Neste mês de novembro iniciaremos uma série de postagens sobre a tardia e incompleta Justiça de Transição no Brasil. Resumidamente entendida como uma série de medidas tomada pelos Estados na transição de períodos ditatoriais para a regimes democráticos ela é responsável pela reorganização das relações entre as instituições e os diversos setores da sociedade.

Dessa forma, nossas produções farão referências a legislações criadas na tentativa de olhar para o passado, a legislações aprovadas na intenção de silenciá-lo.

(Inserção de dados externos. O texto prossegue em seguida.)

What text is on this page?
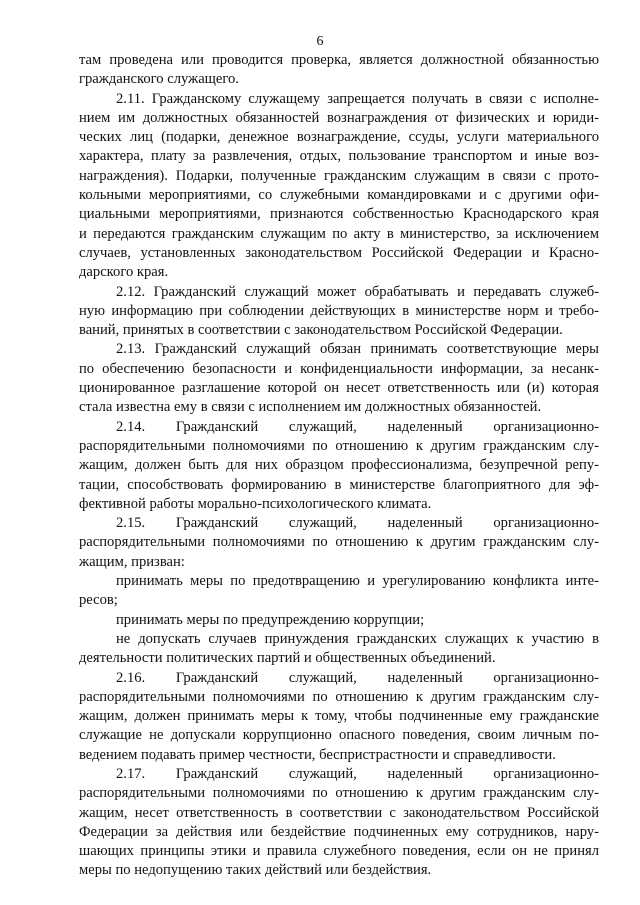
6
там проведена или проводится проверка, является должностной обязанностью
гражданского служащего.
2.11. Гражданскому служащему запрещается получать в связи с исполне-
нием им должностных обязанностей вознаграждения от физических и юриди-
ческих лиц (подарки, денежное вознаграждение, ссуды, услуги материального
характера, плату за развлечения, отдых, пользование транспортом и иные воз-
награждения). Подарки, полученные гражданским служащим в связи с прото-
кольными мероприятиями, со служебными командировками и с другими офи-
циальными мероприятиями, признаются собственностью Краснодарского края
и передаются гражданским служащим по акту в министерство, за исключением
случаев, установленных законодательством Российской Федерации и Красно-
дарского края.
2.12. Гражданский служащий может обрабатывать и передавать служеб-
ную информацию при соблюдении действующих в министерстве норм и требо-
ваний, принятых в соответствии с законодательством Российской Федерации.
2.13. Гражданский служащий обязан принимать соответствующие меры
по обеспечению безопасности и конфиденциальности информации, за несанк-
ционированное разглашение которой он несет ответственность или (и) которая
стала известна ему в связи с исполнением им должностных обязанностей.
2.14. Гражданский служащий, наделенный организационно-
распорядительными полномочиями по отношению к другим гражданским слу-
жащим, должен быть для них образцом профессионализма, безупречной репу-
тации, способствовать формированию в министерстве благоприятного для эф-
фективной работы морально-психологического климата.
2.15. Гражданский служащий, наделенный организационно-
распорядительными полномочиями по отношению к другим гражданским слу-
жащим, призван:
принимать меры по предотвращению и урегулированию конфликта инте-
ресов;
принимать меры по предупреждению коррупции;
не допускать случаев принуждения гражданских служащих к участию в
деятельности политических партий и общественных объединений.
2.16. Гражданский служащий, наделенный организационно-
распорядительными полномочиями по отношению к другим гражданским слу-
жащим, должен принимать меры к тому, чтобы подчиненные ему гражданские
служащие не допускали коррупционно опасного поведения, своим личным по-
ведением подавать пример честности, беспристрастности и справедливости.
2.17. Гражданский служащий, наделенный организационно-
распорядительными полномочиями по отношению к другим гражданским слу-
жащим, несет ответственность в соответствии с законодательством Российской
Федерации за действия или бездействие подчиненных ему сотрудников, нару-
шающих принципы этики и правила служебного поведения, если он не принял
меры по недопущению таких действий или бездействия.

Vamos abordar a constituição e o trabalho da Comissão dos Familiares dos Mortos e Desaparecidos, da Comissão Nacional da Verdade e da Comissão Estadual da Verdade do RS. Por fim, vamos ainda suscitar o debate sobre a construção de Centros de Memória, muitas vezes erguidos sobre prédios de instituições que serviram a repressão do Estado e que violaram inúmeros direitos humanos. Vamos nos aproximar de forma mais geral do que é este momento de Justiça de Transição relacionado à Legislação Brasileira?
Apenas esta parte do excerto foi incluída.